All that Leonard knows about the death of Arthur Henry Murrow is that it would have been 3-4 days ago. He overheard coppers at a cafe discussing the event on his way out of London.

Then it would have been in all the major British papers before the Orient Express left Paris. Good to know.
 
That's all I was getting at. Being personally all against Hitler and perhaps somehow believing that about one another by the time they get to Istanbul.
 
Umm ... I must confess that I am now officially confused.
@xavierrol Please correct me if I am mistaken but had we not agreed in pm that Jeudeth would find the courier Walsh was supposed to meet murdered?

the idea is that somewhere after Strasbourg a young woman is found dead, quite obviously murdered and hidden away. There is no accounting for her on the passenger list. Everyone who is supposed to be on the train is on the train.

This dead woman is the courier who was supposed to deliver a vital document to Mr Walsh. She has been murdered by an enemy operative who has remained on the train since she was tasked with taking the list to Istanbul so she can start to eliminate the people on the list who are sympathetic to the Allies. Of course this means she has stolen the murdered woman's identity and walk among the passengers undercover.
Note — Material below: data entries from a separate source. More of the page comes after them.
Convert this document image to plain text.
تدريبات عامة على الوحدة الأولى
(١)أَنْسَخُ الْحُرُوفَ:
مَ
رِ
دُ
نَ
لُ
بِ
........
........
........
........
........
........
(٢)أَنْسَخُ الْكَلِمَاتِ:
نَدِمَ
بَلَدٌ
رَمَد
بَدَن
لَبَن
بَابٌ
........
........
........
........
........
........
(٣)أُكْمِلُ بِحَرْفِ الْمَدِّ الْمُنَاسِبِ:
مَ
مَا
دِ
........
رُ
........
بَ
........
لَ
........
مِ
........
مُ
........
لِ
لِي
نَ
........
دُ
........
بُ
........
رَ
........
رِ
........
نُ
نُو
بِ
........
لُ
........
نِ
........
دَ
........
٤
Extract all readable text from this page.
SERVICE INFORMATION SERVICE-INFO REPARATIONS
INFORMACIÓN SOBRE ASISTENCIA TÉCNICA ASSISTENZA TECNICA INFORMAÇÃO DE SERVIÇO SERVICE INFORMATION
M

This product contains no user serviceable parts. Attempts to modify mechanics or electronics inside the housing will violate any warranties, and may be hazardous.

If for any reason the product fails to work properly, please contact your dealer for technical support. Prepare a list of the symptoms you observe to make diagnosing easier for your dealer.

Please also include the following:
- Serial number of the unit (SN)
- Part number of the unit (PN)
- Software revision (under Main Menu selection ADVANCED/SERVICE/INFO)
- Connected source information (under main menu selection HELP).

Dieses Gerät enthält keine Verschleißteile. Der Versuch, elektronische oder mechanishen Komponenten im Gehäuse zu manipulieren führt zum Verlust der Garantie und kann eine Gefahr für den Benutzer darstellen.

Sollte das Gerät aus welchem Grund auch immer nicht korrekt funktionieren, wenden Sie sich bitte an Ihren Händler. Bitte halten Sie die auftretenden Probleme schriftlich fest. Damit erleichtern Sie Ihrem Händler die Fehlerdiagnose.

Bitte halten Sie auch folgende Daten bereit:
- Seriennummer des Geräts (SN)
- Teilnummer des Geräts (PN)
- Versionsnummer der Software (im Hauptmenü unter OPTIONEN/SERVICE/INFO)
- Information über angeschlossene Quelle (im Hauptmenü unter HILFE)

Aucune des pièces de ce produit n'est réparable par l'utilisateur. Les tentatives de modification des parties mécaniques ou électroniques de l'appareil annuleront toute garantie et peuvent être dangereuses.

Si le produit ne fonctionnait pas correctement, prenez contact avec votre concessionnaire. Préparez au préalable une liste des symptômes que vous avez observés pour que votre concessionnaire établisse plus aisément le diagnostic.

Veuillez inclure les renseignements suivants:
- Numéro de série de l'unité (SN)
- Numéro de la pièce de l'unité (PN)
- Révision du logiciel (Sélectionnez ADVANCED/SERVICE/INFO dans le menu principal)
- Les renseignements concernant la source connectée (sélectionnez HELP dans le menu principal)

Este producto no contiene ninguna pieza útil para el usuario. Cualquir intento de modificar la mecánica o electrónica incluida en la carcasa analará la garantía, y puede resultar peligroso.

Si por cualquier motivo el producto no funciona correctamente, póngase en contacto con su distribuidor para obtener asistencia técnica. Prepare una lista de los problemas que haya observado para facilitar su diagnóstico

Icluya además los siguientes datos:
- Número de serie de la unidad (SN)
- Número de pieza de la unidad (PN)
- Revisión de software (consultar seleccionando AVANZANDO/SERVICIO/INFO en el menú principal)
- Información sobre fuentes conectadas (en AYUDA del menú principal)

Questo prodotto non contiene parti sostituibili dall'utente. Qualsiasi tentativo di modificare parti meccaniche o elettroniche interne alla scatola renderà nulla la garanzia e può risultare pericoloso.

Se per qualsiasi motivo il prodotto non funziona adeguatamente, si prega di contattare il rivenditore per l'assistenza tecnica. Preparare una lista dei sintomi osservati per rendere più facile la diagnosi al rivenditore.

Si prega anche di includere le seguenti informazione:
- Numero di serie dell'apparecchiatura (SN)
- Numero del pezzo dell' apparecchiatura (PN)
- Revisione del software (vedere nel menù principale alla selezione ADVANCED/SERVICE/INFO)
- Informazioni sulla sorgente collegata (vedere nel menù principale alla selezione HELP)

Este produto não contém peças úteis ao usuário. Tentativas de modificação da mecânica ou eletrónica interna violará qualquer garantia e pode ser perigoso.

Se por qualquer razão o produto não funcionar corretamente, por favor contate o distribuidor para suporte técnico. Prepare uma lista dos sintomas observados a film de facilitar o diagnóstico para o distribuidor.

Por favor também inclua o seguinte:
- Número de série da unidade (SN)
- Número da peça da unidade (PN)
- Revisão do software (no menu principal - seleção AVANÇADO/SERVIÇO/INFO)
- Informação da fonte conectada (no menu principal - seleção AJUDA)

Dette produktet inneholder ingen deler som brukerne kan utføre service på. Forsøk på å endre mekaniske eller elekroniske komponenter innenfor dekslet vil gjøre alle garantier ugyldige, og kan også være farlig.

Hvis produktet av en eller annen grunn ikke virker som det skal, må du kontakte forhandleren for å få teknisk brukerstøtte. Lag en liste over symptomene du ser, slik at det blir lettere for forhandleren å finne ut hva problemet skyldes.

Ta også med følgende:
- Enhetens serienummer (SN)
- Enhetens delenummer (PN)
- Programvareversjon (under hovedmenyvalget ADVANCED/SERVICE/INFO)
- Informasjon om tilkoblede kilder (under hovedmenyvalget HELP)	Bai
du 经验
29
And now @Shiva the Cat is playing that very same courier, alive and well? Or has she just revealed her second character as the enemy agent sent to retrieve the list and exchange it for a false one, and in doing so also revealed that same character as the murderer?
 
@Shiva the Cat He was speaking to the Gestapo agents that were undoubtedly front-and-center at the crime scene. You can have your little cheeky moment when he gets back to the table.
My mistake, I was under the assumption he was making the comment under his breath at the table, rather than directly to the faces of men who could have him imprisoned if they wanted to.
 
Well I mean, he's not really saying anything sus, just that he hopes they catch whoever did it. He's not scared of them, and he was speaking sincerely.
 
A question of an entirely different nature. I will wait for Xavier's response before I dig further into my previous question.

I found the chapter on finches quite enlightening,

Is this a reference to A Caribbean Mystery and Jane Marple meeting Ian Fleming at a lecture held by an ornithologist who opens his lecture on guano with the phrase we all know: My name is Bond, James Bond (allegedly a partially true story of how Fleming came up with the name).
 
A question of an entirely different nature. I will wait for Xavier's response before I dig further into my previous question.



Is this a reference to A Caribbean Mystery and Jane Marple meeting Ian Fleming at a lecture held by an ornithologist who opens his lecture on guano with the phrase we all know: My name is Bond, James Bond (allegedly a partially true story of how Fleming came up with the name).
Ssssssh we're pretending that clever reference didn't happen.

Also @captain_bond no guarantees the spectacled woman will be where Walsh left her. If he decided to run off without completing the handoff, that's his mistake. Just FYI.